Ayasofya mabedinin önemini değerlendirirken meseleyi farklı boyutlardan bakmak gerekir. İlk önce az öncede ifade ettiğim üzere dünya sanat ve mimarlık tarihi içinde ayrı bir öneme sahip olduğunu bilmeliyiz. Bir çırpıda söyleyebileceklerimiz ise şunlardır: Tarihte inşa edilen katedraller arasında en kısa zamanda bitirilendir. Katedraller arasında kapalı alan ölçütünde bin yıl boyunca geçilememiştir. Muhteşem kubbe çapı ile hala Türkiye’de ilk sırada yer almakta ve dünyada ise uzun süre geçilememe özelliğine sahiptir. İnşasında kullanılan mermerler Anadolu, Kuzey Afrika, Ortadoğu, Akdeniz adaları ve Avrupa’nın farklı coğrafyalarından getirilmiştir. En erkeni 9. Asırda olmak üzere yapılan figürlü mozaikler büyük ustaların elinden çıkmış, güney galeride yer alan Deisis mozaiği ise, Avrupa tasvir sanatında Rönesanssın habercisi olarak çoğu sanat tarihçisi tarafından değerlendirilmektedir. Daha önce denenmiş olsa da ilk defa devasa bir merkezi kubbe ile iki yarım kubbe burada gerçekleştirilmiştir. Evet bir çırpıda söyleyebileceklerimiz bunlardır.

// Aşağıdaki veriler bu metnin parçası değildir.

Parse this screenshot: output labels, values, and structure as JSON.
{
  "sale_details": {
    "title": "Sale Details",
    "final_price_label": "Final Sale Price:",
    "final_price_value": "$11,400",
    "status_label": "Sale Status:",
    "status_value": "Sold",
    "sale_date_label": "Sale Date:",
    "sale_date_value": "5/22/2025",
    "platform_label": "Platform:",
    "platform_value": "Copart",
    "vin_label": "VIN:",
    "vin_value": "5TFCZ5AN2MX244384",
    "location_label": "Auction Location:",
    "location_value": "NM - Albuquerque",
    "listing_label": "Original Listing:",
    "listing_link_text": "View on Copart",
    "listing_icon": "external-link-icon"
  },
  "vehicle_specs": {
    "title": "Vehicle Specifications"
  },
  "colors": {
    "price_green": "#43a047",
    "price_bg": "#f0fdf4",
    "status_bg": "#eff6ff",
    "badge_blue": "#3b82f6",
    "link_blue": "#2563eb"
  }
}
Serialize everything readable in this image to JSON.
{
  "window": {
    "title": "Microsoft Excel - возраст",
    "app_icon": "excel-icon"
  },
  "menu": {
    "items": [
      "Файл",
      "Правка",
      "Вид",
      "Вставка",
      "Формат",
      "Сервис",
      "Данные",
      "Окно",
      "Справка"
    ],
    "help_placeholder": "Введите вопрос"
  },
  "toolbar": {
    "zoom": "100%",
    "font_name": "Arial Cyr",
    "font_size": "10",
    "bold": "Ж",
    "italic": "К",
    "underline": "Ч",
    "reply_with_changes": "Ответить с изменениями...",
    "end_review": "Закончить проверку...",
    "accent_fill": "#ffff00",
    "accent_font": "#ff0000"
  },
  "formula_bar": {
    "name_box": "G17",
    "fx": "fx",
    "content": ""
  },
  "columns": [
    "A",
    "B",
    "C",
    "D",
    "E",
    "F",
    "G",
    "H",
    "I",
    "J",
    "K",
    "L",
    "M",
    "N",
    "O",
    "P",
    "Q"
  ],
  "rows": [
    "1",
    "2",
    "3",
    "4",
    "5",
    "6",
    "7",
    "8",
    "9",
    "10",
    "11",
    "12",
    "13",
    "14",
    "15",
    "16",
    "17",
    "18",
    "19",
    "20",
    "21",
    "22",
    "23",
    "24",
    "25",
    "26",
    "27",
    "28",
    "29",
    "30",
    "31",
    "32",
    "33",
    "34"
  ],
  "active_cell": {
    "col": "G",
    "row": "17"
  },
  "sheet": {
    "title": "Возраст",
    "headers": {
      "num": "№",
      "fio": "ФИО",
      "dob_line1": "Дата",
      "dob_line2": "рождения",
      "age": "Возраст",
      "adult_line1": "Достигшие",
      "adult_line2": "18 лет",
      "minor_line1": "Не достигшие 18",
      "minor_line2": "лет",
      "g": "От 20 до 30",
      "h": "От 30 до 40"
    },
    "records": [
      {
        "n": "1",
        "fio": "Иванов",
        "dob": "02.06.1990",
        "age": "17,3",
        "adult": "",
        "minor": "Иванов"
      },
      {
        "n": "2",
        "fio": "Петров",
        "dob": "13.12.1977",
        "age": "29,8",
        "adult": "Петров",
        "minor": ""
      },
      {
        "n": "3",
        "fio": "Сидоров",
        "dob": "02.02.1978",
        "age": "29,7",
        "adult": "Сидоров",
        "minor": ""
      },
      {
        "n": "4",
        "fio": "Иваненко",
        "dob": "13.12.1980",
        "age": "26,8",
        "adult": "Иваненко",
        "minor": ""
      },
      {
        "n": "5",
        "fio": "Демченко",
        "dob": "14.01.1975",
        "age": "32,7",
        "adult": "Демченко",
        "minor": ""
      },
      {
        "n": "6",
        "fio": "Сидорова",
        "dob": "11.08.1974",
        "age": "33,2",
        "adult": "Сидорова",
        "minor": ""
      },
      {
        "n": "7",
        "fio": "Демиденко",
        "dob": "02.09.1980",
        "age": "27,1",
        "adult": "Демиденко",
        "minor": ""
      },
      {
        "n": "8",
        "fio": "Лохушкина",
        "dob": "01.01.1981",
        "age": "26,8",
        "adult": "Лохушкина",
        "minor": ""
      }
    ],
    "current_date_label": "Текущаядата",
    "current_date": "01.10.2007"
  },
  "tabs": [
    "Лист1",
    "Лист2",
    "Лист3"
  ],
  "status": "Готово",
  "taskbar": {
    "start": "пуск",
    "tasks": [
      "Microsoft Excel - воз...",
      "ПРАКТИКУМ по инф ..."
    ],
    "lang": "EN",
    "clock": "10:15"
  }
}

Ayasofya mabedinin dini boyutu vardır. Doğu Hıristiyanlığının en büyük eski katedralidir. Hıristiyanlık kendi içinde mezheplere bölünmeden evvel 500 yıl boyunca bütün Hırıstiyanlığın kilisesi olma özelliğine sahiptir. Nitekim yakın bir tarihte ülkemizi ve Ayasofya’yı ziyaret eden Papa Françis’in Basın sözcüsü Rahip Federico Lombardi, "Papa'nın Ayasofya'yı ziyareti bir müze ziyaretinden ibaret değildi." derken tam da bunu kastetmiştir. Lombardi, ülkesinde yapmış olduğu açıklamada
"Ayasofya, bin yıldan uzun süre Hristiyan bazilikasıydı. Bunun ilk 500 yılında da birleşik, yani ayrılıktan önceki evrensel kiliseye aitti.” diyerek kendileri açısından önemli bir hususun altını çizmekte ve bir özlemlerini dile getirmektedir.

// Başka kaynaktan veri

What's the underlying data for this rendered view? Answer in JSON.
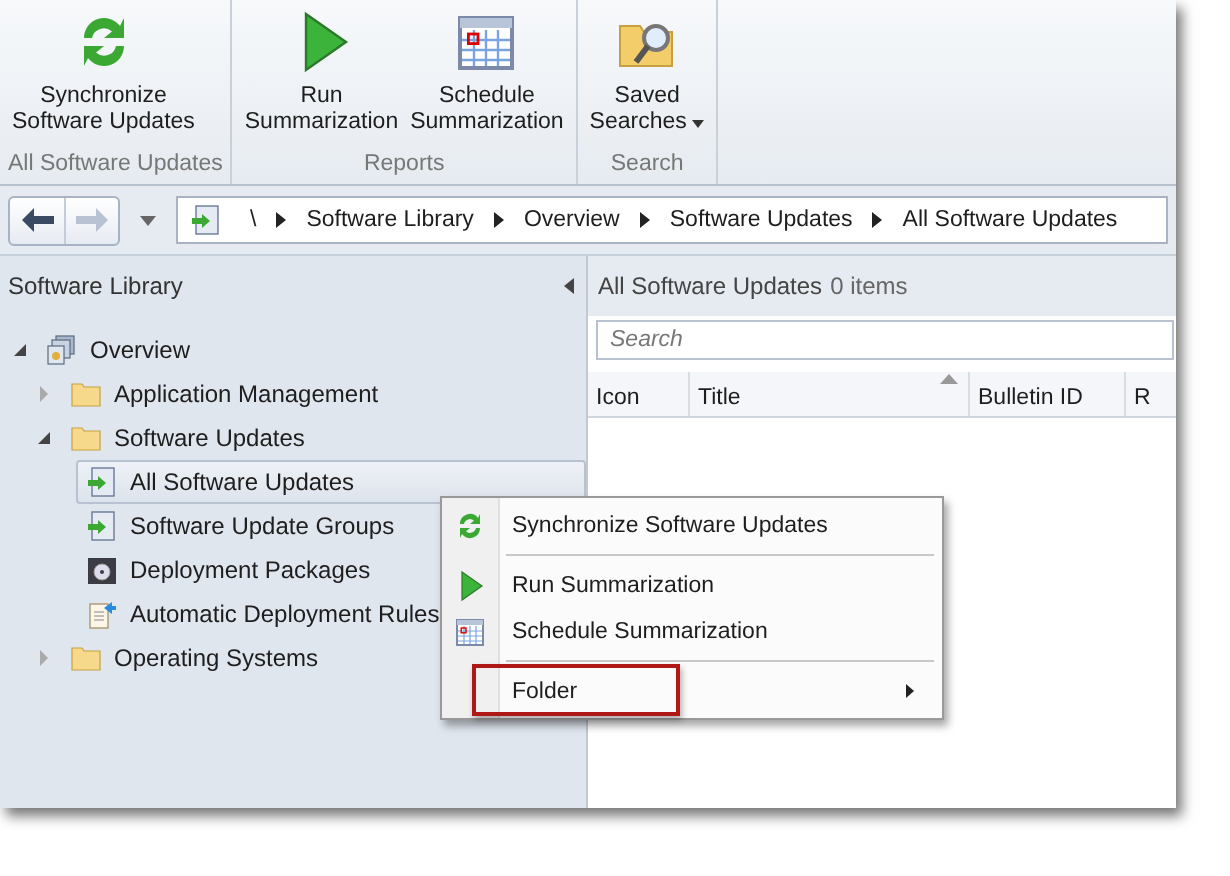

Biz Müslümanlara gelince de bu doğrudan Peygamber Efendimizin Hadis-i Şerifleri ile müjdelenen ve müjdenin içinde vaat edilen “kutlu komutan” ve “kutlu asker” olma özlemi, birçok İslam mücahidini, alperenini İstanbul surlarının önüne getirmiştir. Bu hadis-i şerifte müjdelenen komutan ve asker olmak için nice şehidler ve gaziler verilmiştir.
Ayasofya’nın orijinal yapısı büyük bir külliye olarak vazife görmekteydi. Ayasofya Külliyesi hangi yapılardan oluşmaktaydı? O yapılardan günümüze hangileri intikal etmiştir, hangileri yok olmuştur?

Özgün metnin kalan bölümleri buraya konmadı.